Ultimately, the NCAA won out.

“We are gratified that the jury, after considering four weeks of evidence and testimony, agreed overwhelmingly with our position in this case,” said Scott Bearby, NCAA senior vice president of legal affairs and general counsel. “The NCAA bore no responsibility for Mr. Gee’s tragic death, and furthermore, the case was not supported by medical science linking Mr. Gee’s death to his college football career. We express our deepest sympathies to Mr. Gee’s family.”

Interestingly, the NCAA said it will “continue to aggressively defend against cases like this that wrongly try to exploit the legal system to unfairly target the NCAA,” a task that will be easier now given the outcome of the Gee decision.

Some plaintiffs’ attorneys may draw hope from the fact that Matthew Gee suffered from a slew of health issues, which made it difficult to establish CTE as the overarching cause of his death. That and other factors were enough to dampen the otherwise compelling testimony of Dr. Robert Cantu, a neurosurgery specialist who is the medical director for the National Center for Catastrophic Sports Injury Research and co-director of the Center for the Study of Traumatic Encephalopathy at Boston University.

“I believe a substantial contributing factor to his addiction was the CTE,” Cantu testified in the trial. “The CTE was due to the trauma that his brain took while playing football, predominantly — not exclusively, but predominantly — at the college level. The CTE is what caused him to not be able to better manage his addiction.”

Despite this testimony, in future CTE cases further evidence should be included to sufficiently link head injuries during collegiate athletics to proof on a former student-athlete’s death.

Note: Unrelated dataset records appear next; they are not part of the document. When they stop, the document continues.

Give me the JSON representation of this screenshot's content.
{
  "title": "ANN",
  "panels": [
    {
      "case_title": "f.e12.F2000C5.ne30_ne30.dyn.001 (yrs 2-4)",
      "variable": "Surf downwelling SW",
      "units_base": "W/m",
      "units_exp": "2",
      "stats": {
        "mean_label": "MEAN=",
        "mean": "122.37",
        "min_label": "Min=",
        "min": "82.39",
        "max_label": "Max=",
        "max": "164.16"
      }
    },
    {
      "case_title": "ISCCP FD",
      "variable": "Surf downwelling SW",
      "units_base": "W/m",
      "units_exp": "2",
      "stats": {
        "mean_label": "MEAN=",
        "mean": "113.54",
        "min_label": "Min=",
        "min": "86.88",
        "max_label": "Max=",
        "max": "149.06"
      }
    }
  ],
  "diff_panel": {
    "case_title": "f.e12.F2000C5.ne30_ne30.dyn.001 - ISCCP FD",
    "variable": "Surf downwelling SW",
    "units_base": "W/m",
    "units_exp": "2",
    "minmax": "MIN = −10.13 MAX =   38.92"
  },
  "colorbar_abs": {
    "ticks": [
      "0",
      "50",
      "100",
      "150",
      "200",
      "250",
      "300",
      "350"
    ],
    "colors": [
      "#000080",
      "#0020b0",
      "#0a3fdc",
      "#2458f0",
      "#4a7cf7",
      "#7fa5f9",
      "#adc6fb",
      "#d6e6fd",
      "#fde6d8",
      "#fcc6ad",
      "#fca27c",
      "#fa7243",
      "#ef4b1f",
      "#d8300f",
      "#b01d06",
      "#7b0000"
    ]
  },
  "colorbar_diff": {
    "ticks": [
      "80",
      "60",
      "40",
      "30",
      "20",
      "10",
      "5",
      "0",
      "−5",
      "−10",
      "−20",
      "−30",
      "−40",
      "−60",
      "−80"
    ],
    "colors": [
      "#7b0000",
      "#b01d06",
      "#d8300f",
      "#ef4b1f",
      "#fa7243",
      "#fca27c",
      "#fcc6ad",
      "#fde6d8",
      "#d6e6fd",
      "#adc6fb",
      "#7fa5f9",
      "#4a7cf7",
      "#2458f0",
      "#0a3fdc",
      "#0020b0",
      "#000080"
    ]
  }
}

Corleto characterized the ruling as the extension of a “losing streak” for one of the plaintiffs’ leading concussion experts.

“This continues a losing streak for the noted expert pathologist, Bennet Omalu,” said Corleto, who has extensive experience defending clients in concussion cases. “In September, an Allegheny County jury returned a defense verdict in a post-concussion syndrome / Traumatic Encephalopathy Syndrome case brought by a former high school football player against a PA athletic association. Omalu served as plaintiff’s expert in Gee, the PA case, Onyshko and Archie.”

However, he still believes more claims will follow.

“Unfortunately, there is an organized effort to perpetuate the belief that contact sports lead to bad health outcomes,” he said. “Until that changes, these cases will continue.”